Did you read the link, "Then please see Editing HOSTS away from 127.0.0.1 for the quick-and-easy way to do this."
As noted there, after changing all the 127.x to (whatever else) you MUST reset the first entry to
which MUST ALWAYS be the first entry.
I'm sorry to have asked you to spend a couple of minutes reading that post, but it gets tiring typing the same thing 100 times each time any of 100 users asks the same question. This is why there are links, stickies, FAQ, etc. (No, I don't get paid by the hour, or it wouldn't matter. Actually, I don't get paid at all. The entire team is part-time, unpaid volunteers, donating however much of their precious spare time is left over after making a living, family/friends, having a Real Life, recreation, sleeping, eating, etc.)
I expect that not resetting localhost after editing is what broke your HOSTS before.

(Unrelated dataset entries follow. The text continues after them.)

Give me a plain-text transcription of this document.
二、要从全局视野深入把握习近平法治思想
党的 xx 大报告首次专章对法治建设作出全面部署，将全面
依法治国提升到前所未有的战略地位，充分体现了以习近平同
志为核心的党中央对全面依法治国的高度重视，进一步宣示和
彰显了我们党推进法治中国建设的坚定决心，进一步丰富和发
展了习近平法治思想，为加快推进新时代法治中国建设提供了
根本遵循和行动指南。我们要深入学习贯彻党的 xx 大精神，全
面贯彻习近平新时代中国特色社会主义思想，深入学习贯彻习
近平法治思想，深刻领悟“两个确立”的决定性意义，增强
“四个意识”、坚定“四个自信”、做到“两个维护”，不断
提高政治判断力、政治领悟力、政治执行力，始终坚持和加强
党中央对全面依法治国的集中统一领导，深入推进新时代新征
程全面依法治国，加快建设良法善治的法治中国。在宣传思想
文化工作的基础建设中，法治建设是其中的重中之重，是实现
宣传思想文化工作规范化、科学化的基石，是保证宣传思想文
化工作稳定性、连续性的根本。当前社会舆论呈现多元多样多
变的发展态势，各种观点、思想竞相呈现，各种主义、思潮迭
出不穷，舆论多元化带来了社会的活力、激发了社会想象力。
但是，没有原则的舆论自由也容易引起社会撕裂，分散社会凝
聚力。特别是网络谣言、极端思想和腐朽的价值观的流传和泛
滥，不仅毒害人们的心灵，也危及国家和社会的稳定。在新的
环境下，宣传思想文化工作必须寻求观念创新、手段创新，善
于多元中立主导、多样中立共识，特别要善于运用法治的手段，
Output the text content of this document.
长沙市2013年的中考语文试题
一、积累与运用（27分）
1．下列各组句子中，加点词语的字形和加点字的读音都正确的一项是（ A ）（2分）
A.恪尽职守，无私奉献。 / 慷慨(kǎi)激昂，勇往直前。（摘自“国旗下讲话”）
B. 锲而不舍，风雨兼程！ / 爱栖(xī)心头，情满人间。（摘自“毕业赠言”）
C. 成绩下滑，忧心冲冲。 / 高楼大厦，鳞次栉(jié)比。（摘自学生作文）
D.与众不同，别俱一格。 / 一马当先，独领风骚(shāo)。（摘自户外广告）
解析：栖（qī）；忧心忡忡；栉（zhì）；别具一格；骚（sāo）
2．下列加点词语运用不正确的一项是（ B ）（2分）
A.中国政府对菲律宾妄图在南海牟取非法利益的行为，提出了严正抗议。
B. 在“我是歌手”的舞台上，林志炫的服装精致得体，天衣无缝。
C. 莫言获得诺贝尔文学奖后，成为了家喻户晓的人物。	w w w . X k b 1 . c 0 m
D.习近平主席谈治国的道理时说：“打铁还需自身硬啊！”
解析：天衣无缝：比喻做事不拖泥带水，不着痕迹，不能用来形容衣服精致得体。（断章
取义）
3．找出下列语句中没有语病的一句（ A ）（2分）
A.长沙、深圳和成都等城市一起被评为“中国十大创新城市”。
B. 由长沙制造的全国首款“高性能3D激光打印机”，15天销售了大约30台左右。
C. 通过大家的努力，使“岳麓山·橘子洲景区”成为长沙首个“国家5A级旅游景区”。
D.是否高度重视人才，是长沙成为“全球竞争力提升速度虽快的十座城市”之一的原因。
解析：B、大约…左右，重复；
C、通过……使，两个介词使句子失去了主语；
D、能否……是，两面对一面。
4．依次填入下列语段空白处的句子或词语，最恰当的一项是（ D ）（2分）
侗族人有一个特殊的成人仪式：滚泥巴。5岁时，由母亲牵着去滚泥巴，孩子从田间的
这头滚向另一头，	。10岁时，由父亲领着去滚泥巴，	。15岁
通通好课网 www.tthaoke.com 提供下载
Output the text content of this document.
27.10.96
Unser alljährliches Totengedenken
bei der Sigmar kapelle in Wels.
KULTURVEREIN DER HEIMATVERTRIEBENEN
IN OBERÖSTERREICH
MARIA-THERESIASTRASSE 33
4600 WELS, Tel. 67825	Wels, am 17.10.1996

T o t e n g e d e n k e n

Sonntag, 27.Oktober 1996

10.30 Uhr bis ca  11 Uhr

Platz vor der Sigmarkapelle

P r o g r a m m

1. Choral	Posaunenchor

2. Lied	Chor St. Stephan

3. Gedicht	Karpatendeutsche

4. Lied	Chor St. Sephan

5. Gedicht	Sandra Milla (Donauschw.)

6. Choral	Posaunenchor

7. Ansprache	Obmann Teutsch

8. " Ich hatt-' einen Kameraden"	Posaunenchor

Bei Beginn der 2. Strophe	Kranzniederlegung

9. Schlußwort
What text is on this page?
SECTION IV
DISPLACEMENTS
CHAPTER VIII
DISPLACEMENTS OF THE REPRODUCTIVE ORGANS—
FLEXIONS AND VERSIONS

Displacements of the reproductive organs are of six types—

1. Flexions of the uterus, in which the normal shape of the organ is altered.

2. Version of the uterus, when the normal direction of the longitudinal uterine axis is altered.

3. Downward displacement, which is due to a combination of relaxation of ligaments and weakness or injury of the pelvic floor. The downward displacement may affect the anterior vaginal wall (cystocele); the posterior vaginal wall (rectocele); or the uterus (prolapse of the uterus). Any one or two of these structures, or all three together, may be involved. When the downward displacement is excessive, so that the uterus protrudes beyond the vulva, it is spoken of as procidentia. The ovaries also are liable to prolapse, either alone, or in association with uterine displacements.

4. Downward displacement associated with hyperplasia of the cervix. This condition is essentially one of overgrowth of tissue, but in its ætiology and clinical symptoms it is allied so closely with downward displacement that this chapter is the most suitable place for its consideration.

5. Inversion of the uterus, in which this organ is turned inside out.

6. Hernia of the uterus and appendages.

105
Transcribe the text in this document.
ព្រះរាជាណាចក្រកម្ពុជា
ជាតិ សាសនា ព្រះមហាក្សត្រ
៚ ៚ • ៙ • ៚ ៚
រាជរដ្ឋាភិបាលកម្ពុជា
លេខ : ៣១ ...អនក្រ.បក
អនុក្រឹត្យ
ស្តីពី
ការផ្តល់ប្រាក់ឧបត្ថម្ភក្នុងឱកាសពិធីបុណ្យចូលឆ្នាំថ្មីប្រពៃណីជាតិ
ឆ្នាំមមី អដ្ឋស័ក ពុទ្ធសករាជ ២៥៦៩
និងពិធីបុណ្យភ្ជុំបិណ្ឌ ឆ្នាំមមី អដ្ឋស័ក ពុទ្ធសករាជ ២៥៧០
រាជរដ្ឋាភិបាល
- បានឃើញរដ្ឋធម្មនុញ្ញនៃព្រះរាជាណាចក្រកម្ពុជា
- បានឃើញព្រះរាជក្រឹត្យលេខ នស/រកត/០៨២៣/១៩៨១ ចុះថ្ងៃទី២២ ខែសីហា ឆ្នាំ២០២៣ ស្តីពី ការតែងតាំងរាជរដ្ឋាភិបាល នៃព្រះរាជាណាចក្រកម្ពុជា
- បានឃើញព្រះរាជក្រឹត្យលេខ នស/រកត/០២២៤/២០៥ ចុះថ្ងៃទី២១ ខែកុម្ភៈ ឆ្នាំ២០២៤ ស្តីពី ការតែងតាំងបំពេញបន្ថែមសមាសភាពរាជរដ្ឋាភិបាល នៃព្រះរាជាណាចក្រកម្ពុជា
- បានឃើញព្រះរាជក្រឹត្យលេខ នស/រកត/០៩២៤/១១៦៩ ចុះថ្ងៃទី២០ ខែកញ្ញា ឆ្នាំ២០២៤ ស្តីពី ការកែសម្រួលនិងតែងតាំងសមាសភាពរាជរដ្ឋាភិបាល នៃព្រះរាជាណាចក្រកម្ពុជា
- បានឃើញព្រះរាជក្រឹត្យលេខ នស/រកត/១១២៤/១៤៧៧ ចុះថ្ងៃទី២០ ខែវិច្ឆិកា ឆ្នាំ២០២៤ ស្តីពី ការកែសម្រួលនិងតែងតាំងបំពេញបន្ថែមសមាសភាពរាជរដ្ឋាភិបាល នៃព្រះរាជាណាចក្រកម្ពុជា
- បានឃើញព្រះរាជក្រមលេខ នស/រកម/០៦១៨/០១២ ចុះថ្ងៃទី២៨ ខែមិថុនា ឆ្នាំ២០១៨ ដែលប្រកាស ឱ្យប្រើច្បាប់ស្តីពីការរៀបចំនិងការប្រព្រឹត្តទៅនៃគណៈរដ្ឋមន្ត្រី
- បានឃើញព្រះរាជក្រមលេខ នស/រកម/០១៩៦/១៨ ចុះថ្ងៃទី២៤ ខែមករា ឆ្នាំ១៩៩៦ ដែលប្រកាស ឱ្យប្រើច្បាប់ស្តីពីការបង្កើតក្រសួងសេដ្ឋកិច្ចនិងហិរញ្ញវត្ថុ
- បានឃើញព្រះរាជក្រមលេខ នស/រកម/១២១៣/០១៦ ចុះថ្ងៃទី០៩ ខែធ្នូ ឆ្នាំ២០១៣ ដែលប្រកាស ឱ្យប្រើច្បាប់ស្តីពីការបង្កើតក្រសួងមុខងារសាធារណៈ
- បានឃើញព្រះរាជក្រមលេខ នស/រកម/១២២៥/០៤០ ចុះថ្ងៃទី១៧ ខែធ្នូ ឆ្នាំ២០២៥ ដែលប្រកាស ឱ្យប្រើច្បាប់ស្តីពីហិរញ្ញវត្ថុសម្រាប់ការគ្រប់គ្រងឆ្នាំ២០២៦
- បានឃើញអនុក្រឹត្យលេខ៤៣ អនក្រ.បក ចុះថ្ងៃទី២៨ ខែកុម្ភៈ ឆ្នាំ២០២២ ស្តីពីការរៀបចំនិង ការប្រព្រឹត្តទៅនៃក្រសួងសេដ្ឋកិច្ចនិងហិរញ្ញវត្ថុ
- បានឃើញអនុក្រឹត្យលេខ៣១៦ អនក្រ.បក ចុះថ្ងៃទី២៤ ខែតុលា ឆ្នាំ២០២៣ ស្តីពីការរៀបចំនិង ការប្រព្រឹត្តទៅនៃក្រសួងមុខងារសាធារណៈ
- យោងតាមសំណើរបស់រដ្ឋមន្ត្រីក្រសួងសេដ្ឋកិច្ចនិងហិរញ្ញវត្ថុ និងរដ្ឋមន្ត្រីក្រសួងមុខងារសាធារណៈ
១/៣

just as i thought,127.0.0.1 is better,because it is considered an industry standard.
Here I am
quoting Giorgio literally, as I normally wouldn't use such language:
Giorgio Maone wrote:Eat shit! One billion flies can’t be wrong.
A little more detail:
Giorgio Maone wrote:Who uses 127.0.0.1 for adblocking did not put enough thought into his business.
There’s no “industry standard” about hosts file used as a poor man adblocker, which is a hack at best.
There are IETF’s Networking Group RFCs (which are not standards either, but are the specification which the internet is built on and are much more authoritative than Microsoft itself, let alone any MVP): according RFC3330, networking, which say “127.0.0.1″ is the address of the loopback interface, where you can actually bind a web server, while “0.0.0.0″ is an alias for “all the network interfaces on this hosts”, and it’s used almost exclusively as a placeholder for server binding purposes. These designations don’t hint (or are even compatible) with any adblocking purpose.
That said, any IPv4 “address” whose rightmost byte is 0 is practically invalid as a destination, therefore I suggested 255.255.255.0 initially because the “0.0.0.0″ network is a local network anyway and caught by ABE, but at this moment (in current NoScript beta) “0.0.0.0″ should be equally good since invalid addresses like this are properly recognized.
as therube has confirmed cnet is riddled with adlog.com.com.(could the factor be that you are using a different ff version!?)
It was that my Hosts file was blocking them all. I can remove that, using a default Hosts file, and try to reproduce, but it doesn't sound as though you're interested:
look,we are dancing around this issue.adlog never used to get through.if Giorgio Maone wants to look into it,fine.if not,then that's the end of this.(i really don't see the point in discussing this further.)
If you are truly interested in further investigation, let me know, and I'll be happy to remove the Hosts blocking, and see what happens.
If not, not.
ETA:
You're concerned about an ad getting through, but not concerned about using a very obsolete Firefox 8.0, which has a number of CRITICAL security flaws, as per the security bulletins for 9.x, 10.x, and 11.0?
Fx 3.6.28 is still supported for security and stability issues. Fx 8.0 hasn't been, for quite a while. NoScript (or anything else) cannot guarantee to protect you from every flaw in the browser itself.